A Northland man has been sentenced to home detention for an attack on a 70-year-old town custodian that sent shock waves through a Bay of Islands tourist town.
Dillon Taituha appeared for sentencing in the Whangārei District Court today on charges of aggravated robbery, kidnapping and car conversion.
The court heard the victims had parked their car on Paihia's Marsden Road in the early hours of 8 April 2022 when they were set upon by two men.
One of the victims, a 70-year-old who was employed by Focus Paihia Charitable Trust to keep the tourist town tidy, was dragged from the vehicle, punched and robbed of his keys and wallet.
The assailants forced one of the victims to drive them to the motel where he was staying, but the victim instead directed them to another motel where he knew CCTV was operating.
The offenders then took off in the custodian's car, which was found dumped later that day in Kawakawa with its wheels missing.
Taituha was spotted by police the following day and arrested after a chase through mangroves near Paihia.
The crime rocked Paihia, with the custodian's whānau and community leaders describing it at the time as "vicious" and "appalling".
The court was told Taituha, who was 31 at the time, had previous convictions for property crime and assault and had spent time in jail in 2015.
The Crown prosecutor raised concerns about elements of a pre-sentence report that cast doubt on Taituha's remorse, but also acknowledged his deeply troubled background.
Taituha's defence lawyer described his upbringing as "seriously dysfunctional".
She said her client was making "remarkable progress" in a rehabilitation centre run by the Grace Foundation in Auckland, which for the first time in his life was giving him clear structure and daily check-ins.
Taituha's uncle, Ngati Kawa Taituha, chairman of Te Tii Marae, spoke on the family's behalf and pledged their support to help him back on track.
Ngati Kawa Taituha said he had never seen his nephew work so hard as in his last year of rehab.
Judge Keith de Ridder said the victim impact statements revealed Taituha's actions had a "deep-seated, profound and ongoing traumatic effect" on one of the victims in particular.
While a sentence indication hearing had suggested a jail term of more than four years, Judge de Ridder agreed sending Taituha to prison would not be in anyone's interest given that his current rehabilitation appeared to be working.

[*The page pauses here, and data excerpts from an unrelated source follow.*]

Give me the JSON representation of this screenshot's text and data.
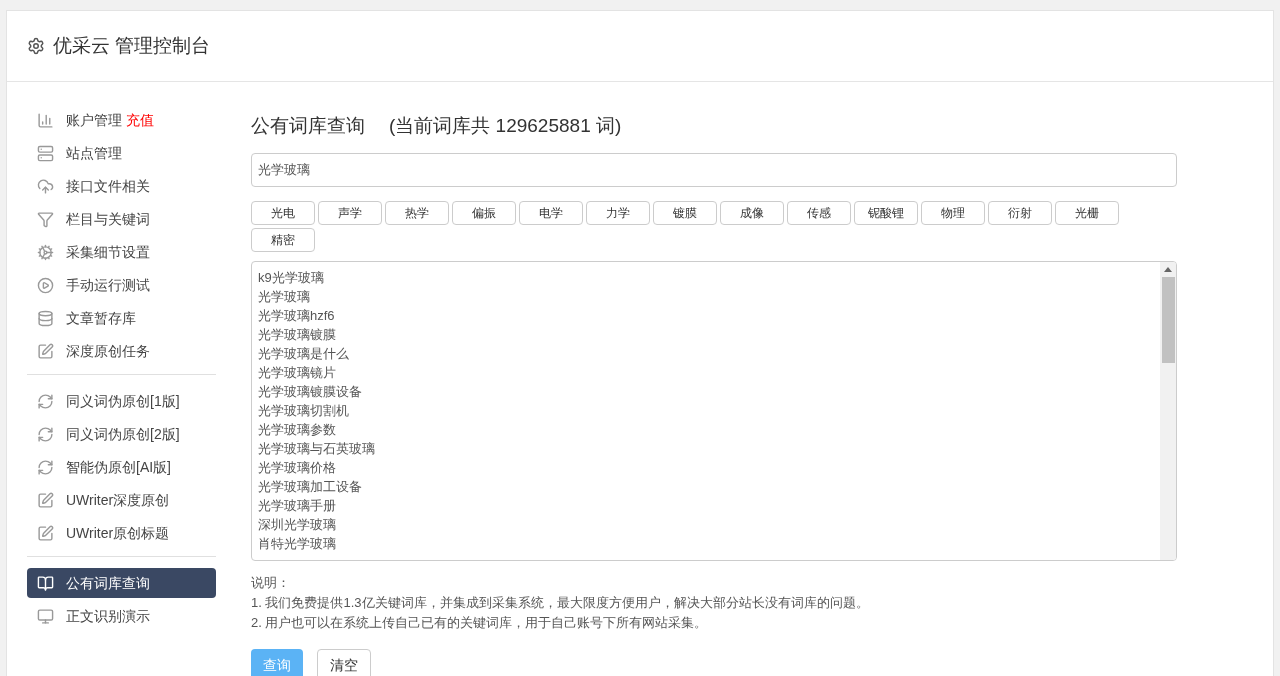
{
  "header": {
    "title": "优采云 管理控制台"
  },
  "sidebar": {
    "groups": [
      {
        "items": [
          {
            "label": "账户管理",
            "badge": "充值",
            "kind": "chart",
            "selected": false
          },
          {
            "label": "站点管理",
            "kind": "server",
            "selected": false
          },
          {
            "label": "接口文件相关",
            "kind": "cloud",
            "selected": false
          },
          {
            "label": "栏目与关键词",
            "kind": "filter",
            "selected": false
          },
          {
            "label": "采集细节设置",
            "kind": "gears",
            "selected": false
          },
          {
            "label": "手动运行测试",
            "kind": "play",
            "selected": false
          },
          {
            "label": "文章暂存库",
            "kind": "database",
            "selected": false
          },
          {
            "label": "深度原创任务",
            "kind": "edit",
            "selected": false
          }
        ]
      },
      {
        "items": [
          {
            "label": "同义词伪原创[1版]",
            "kind": "refresh",
            "selected": false
          },
          {
            "label": "同义词伪原创[2版]",
            "kind": "refresh",
            "selected": false
          },
          {
            "label": "智能伪原创[AI版]",
            "kind": "refresh",
            "selected": false
          },
          {
            "label": "UWriter深度原创",
            "kind": "edit",
            "selected": false
          },
          {
            "label": "UWriter原创标题",
            "kind": "edit",
            "selected": false
          }
        ]
      },
      {
        "items": [
          {
            "label": "公有词库查询",
            "kind": "book",
            "selected": true
          },
          {
            "label": "正文识别演示",
            "kind": "monitor",
            "selected": false
          }
        ]
      }
    ]
  },
  "main": {
    "title": "公有词库查询",
    "count_note": "(当前词库共 129625881 词)",
    "search": {
      "value": "光学玻璃"
    },
    "tags": [
      "光电",
      "声学",
      "热学",
      "偏振",
      "电学",
      "力学",
      "镀膜",
      "成像",
      "传感",
      "铌酸锂",
      "物理",
      "衍射",
      "光栅",
      "精密"
    ],
    "results": [
      "k9光学玻璃",
      "光学玻璃",
      "光学玻璃hzf6",
      "光学玻璃镀膜",
      "光学玻璃是什么",
      "光学玻璃镜片",
      "光学玻璃镀膜设备",
      "光学玻璃切割机",
      "光学玻璃参数",
      "光学玻璃与石英玻璃",
      "光学玻璃价格",
      "光学玻璃加工设备",
      "光学玻璃手册",
      "深圳光学玻璃",
      "肖特光学玻璃"
    ],
    "notes": [
      "说明：",
      "1. 我们免费提供1.3亿关键词库，并集成到采集系统，最大限度方便用户，解决大部分站长没有词库的问题。",
      "2. 用户也可以在系统上传自己已有的关键词库，用于自己账号下所有网站采集。"
    ],
    "buttons": [
      {
        "label": "查询",
        "kind": "primary"
      },
      {
        "label": "清空",
        "kind": "default"
      }
    ]
  }
}
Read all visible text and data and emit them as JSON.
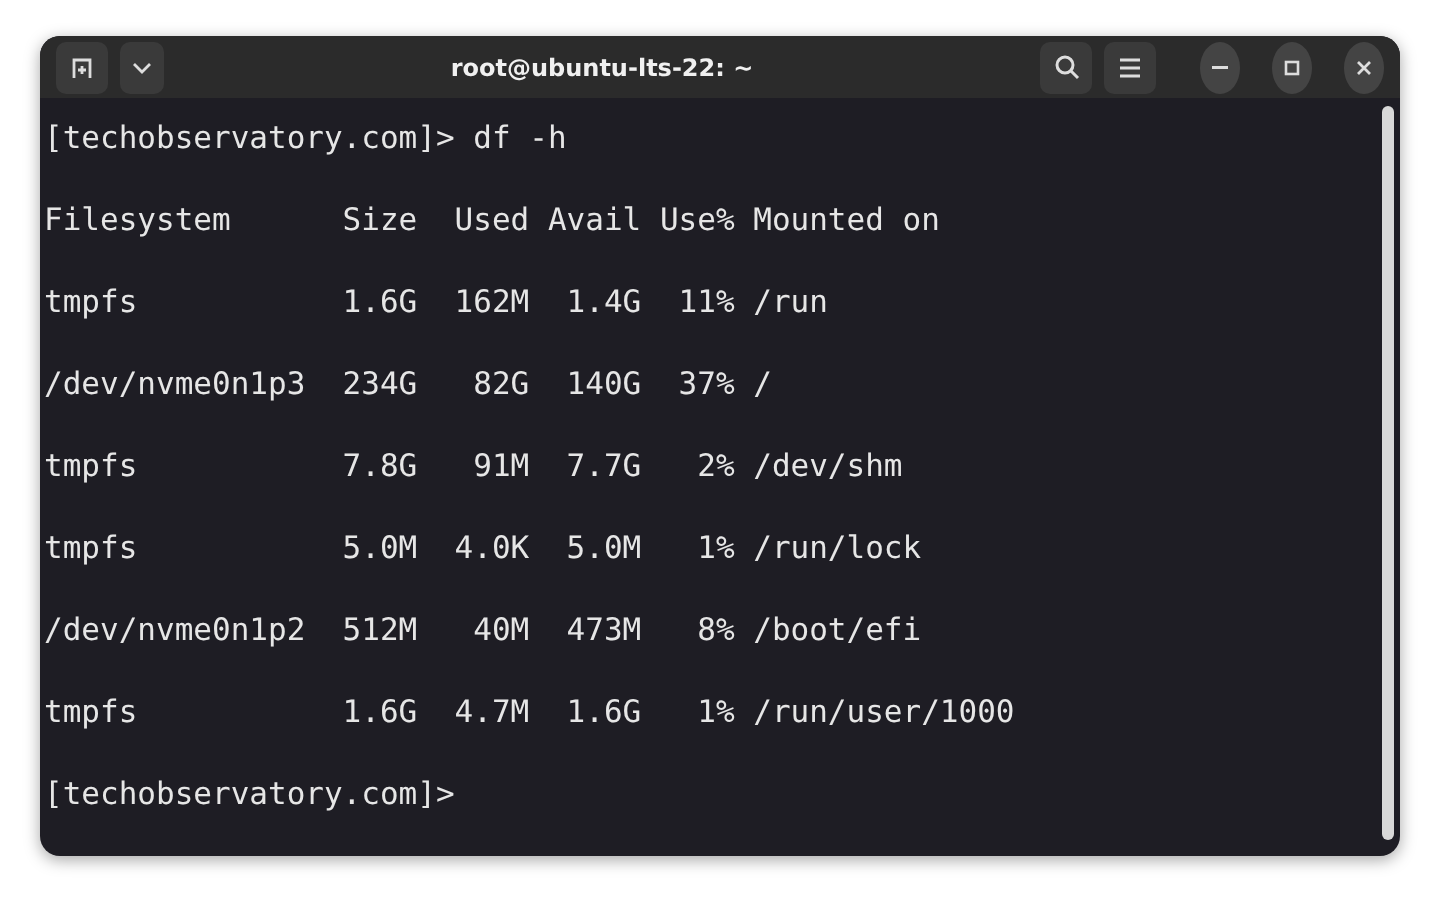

After applying discounts for his troubled background, time spent on electronic bail and efforts in rehab, he arrived at an end sentence of 11 months home detention, to be served at the Grace Foundation.
Addressing Taituha, Judge de Ridder said: "There is simply no point whatsoever in putting aside that past year's progress you have made and sending you to prison, where I have no confidence at all, given the length of that sentence, that you would receive the kind of intensive rehabilitation this foundation can apply."
"It seems to me that it would be totally counter-productive not to continue what you have been doing."
By the time Taituha's sentence ended he would have spent two years with severe limits to his liberty, the judge said.
From the summary of facts and police reports at the time, it was clear Focus Paihia's newly installed, state-of-the-art CCTV system played a key role in both identifying Taituha and helping police locate him the following day.
Taituha had previously intimated he would plead guilty to all charges but pleas were only formally entered today.